I think that both Jenkins and Wright make two serious mistakes here. On the one hand, they overlook - and thus devalue - the active role of the viewer in consuming media. Thirty plus years of audience studies have made clear that viewers are not passive, but actively participating in the construction of the text. They choose what to watch, and how to watch, and to make sense of their viewing experience. Often, to watch is a despicable act. The viewer can feel she/he is a “horrible person” indeed - in fact, I don't think there's a worse "job" in media than the Online Content Moderator (just watch - or maybe not - Ciaran Cassidy and Adrian Chen' The Moderators, or Eva and Franco Mattes's Dark Content or Hans Block and Moritz Riesewick's The Cleaners just to get an idea).
On the other hand, both Jenkins and Wright fetishize interactivity and agency, attributing too much importance to the role of the user in digital spaces.
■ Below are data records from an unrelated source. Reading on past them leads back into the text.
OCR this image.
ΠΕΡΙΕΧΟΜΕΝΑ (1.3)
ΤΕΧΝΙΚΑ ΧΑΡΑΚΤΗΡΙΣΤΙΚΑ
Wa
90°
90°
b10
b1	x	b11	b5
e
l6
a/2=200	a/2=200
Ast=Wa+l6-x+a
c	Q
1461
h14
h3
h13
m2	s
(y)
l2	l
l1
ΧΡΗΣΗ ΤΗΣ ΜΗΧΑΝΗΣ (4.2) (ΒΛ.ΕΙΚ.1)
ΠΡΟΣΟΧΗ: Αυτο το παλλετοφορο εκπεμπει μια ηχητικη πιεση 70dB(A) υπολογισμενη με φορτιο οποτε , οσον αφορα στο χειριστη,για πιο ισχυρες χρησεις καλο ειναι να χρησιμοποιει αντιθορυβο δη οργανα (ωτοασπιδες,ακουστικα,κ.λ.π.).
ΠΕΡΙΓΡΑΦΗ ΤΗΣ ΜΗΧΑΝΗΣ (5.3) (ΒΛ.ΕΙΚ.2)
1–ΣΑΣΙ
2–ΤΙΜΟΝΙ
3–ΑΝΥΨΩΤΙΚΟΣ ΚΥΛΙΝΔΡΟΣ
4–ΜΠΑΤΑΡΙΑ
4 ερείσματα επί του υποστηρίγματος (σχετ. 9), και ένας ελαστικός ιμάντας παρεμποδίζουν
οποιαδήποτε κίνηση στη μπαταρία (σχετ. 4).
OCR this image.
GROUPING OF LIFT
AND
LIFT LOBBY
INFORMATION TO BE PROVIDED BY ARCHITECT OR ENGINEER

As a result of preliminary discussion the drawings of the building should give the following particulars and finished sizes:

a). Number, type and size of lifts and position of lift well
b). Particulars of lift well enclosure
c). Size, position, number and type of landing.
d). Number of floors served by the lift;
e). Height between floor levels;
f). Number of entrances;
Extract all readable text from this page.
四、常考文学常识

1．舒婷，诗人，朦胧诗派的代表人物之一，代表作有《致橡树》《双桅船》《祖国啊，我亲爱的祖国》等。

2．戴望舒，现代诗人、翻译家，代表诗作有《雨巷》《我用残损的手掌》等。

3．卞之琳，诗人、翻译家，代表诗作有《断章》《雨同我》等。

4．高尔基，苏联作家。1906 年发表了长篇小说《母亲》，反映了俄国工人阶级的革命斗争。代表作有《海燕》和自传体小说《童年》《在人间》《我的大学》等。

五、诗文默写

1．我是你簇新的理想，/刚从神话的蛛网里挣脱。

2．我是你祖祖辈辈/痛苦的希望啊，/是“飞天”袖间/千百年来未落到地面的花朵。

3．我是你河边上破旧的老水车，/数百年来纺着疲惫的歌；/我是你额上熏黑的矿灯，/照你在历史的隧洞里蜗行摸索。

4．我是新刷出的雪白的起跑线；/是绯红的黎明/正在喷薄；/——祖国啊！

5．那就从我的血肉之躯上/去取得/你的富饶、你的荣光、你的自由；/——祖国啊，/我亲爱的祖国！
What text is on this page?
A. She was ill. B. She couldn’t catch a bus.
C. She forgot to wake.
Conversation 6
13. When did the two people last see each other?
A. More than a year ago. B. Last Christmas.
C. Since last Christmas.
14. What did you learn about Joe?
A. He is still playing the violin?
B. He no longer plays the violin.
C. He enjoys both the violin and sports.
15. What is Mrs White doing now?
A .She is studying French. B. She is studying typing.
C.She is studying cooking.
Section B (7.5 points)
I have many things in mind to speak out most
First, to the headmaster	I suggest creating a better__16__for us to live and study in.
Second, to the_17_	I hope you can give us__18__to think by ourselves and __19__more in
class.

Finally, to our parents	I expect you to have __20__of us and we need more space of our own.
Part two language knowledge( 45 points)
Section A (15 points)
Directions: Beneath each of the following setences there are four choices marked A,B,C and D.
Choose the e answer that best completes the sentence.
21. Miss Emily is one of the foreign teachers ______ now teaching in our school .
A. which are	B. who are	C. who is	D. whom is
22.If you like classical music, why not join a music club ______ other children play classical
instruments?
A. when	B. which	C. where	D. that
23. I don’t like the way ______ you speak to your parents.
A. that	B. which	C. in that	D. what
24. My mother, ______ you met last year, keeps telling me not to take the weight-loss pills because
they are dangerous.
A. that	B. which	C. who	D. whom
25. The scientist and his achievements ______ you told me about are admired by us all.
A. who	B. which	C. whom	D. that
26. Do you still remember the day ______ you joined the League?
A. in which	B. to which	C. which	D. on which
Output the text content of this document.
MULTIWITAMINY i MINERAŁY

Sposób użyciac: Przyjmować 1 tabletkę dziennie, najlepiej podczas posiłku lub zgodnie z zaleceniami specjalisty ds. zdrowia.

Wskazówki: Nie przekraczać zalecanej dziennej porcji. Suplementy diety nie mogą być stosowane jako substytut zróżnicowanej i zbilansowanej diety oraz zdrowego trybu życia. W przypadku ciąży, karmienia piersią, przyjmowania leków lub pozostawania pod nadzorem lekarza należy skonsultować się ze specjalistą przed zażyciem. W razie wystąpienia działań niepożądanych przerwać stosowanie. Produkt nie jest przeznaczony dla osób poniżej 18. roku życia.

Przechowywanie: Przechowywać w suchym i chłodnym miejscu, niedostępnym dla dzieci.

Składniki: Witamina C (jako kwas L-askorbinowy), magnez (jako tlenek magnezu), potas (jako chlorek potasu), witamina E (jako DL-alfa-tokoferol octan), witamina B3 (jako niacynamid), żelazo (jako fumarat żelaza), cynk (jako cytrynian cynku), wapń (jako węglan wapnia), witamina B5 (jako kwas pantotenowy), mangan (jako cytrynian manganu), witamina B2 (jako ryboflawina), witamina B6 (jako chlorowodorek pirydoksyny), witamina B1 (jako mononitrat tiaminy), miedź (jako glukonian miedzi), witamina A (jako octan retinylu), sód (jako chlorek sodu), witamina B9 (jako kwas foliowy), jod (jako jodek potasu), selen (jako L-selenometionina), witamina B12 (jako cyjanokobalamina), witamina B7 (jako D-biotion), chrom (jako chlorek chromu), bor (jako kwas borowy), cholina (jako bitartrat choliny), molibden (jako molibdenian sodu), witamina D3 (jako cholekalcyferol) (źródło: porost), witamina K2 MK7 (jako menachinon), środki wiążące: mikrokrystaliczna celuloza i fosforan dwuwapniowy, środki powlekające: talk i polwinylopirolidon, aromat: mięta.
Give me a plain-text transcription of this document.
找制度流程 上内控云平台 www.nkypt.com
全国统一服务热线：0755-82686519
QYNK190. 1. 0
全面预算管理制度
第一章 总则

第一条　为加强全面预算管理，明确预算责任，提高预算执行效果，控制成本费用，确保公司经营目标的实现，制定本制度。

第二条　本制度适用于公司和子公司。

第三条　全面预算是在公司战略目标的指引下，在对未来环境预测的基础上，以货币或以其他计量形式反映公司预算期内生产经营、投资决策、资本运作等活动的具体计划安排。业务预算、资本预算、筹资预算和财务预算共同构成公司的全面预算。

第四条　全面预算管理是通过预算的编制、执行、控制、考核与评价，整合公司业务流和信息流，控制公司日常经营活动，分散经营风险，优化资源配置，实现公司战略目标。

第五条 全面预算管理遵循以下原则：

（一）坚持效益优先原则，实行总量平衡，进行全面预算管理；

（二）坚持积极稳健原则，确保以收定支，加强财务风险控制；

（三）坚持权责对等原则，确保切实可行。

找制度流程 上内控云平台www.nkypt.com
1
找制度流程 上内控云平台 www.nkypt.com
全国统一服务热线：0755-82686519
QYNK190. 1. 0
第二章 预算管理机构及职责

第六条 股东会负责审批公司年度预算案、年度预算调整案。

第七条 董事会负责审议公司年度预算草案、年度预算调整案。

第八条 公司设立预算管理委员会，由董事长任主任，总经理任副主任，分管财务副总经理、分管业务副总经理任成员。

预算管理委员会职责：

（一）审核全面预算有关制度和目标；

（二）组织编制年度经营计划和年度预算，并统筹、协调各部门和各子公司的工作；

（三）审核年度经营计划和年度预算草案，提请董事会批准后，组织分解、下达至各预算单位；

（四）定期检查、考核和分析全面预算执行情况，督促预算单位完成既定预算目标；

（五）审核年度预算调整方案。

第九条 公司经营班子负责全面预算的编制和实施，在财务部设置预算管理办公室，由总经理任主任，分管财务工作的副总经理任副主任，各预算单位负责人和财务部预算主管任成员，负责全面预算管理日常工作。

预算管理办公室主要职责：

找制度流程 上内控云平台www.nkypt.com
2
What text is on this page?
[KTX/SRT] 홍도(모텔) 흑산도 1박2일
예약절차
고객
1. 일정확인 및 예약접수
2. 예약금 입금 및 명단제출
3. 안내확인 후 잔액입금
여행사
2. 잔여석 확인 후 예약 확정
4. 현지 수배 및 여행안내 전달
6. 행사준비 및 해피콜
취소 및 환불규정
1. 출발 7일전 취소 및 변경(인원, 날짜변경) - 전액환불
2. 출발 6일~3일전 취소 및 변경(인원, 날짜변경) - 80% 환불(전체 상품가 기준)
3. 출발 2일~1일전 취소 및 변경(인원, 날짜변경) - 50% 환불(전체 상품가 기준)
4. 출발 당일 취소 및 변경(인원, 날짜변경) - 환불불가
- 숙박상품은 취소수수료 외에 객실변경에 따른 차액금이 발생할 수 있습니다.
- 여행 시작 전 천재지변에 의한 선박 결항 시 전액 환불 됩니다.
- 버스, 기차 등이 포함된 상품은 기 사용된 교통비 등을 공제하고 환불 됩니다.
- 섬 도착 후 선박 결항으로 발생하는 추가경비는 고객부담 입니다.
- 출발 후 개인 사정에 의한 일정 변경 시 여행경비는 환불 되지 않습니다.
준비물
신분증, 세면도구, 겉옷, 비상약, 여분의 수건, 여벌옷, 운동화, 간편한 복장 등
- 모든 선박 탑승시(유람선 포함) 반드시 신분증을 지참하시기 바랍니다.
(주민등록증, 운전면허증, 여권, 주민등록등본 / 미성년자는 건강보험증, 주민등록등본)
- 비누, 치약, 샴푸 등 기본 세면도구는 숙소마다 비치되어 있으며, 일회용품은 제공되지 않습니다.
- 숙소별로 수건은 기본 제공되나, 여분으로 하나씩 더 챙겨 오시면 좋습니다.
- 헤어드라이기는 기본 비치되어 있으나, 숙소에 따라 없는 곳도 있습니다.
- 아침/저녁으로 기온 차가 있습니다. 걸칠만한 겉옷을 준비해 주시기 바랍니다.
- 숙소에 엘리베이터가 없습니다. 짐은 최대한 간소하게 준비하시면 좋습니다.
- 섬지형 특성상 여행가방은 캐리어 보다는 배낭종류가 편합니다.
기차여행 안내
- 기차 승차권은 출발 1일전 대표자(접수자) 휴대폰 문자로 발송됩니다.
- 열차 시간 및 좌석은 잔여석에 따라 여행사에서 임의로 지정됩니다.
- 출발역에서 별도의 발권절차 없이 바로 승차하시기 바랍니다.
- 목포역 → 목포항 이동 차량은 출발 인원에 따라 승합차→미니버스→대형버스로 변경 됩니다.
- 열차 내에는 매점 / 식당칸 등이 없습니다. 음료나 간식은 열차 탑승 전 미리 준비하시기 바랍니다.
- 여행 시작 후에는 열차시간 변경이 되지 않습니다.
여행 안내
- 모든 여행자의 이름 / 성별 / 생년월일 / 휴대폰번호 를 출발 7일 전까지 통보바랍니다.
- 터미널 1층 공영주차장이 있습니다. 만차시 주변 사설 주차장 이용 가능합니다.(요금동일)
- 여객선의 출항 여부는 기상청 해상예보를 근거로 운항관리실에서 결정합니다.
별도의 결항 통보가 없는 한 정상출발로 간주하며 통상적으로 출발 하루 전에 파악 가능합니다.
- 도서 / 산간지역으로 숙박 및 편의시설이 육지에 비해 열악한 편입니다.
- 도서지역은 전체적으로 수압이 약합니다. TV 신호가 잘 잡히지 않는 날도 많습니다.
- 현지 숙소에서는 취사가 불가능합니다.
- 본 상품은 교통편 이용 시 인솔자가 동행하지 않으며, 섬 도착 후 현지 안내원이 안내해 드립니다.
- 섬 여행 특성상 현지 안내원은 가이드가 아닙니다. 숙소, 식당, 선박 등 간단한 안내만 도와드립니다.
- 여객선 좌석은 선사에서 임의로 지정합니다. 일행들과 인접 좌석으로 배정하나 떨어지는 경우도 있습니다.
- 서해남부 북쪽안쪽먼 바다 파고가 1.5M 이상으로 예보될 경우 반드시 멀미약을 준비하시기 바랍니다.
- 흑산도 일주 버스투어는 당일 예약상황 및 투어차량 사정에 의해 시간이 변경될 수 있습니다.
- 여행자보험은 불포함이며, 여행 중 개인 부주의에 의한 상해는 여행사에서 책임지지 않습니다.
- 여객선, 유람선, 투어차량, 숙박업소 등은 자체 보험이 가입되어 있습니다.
Additionally, it is empirically false that "games are the only medium where you can feel guilt". As far as I am concerned, I experience guilt mostly with non-interactive media. I feel guilty when I read Bret Easton Ellis' American Psycho on public transportation and sense other people's eyes on me. Perhaps Will Wright and I watch very different movies and read very different books.
Paul (Arno Frish), in a scene from Michael Haneke’s Funny Games, breaks the fourth wall and addresses the viewer.
I feel guilty when I watch Michael Haneke's Funny Games. And the director revels in my uneasiness. By breaking the fourth wall, he calls me out for what I am: an accomplice to (fictional) torture. For me, choosing not to watch is less about morality and more about self preservation. It’s really about admitting an unwillingness to participate in the sadistic fantasies of a director, a reluctance to inhabit a perverse space, even just temporarily. The problem with images is that you can’t never unsee them: they will haunt you until you die. I have reached an age where I am reluctant to consume hyper-violent imagery just to keep abreast (no pun intended - see American Psycho) of the latest trends in pseudo-transgressive cultural production. My criterion for watching something is that violence must be a means to an end in any kind of narrative, not an end in itself. This is why Rob Zombie is not a filmmaker but an amateur butcher. This is why Lars Von Trier should stick to comedy instead of oversharing his abusive manias. And this is why Pascal Laugier’s Martyrs is a masterpiece of perversion (a clever indictment of the 1%), while Incident in a Ghostland is nothing more than trash.
Both films and games are fiction, an artificial creation, a work of the imagination. They are both "lies": the main difference is the framerate at which the deception happens. But this knoweldge does not make the sense of guilt in the viewer any less intense.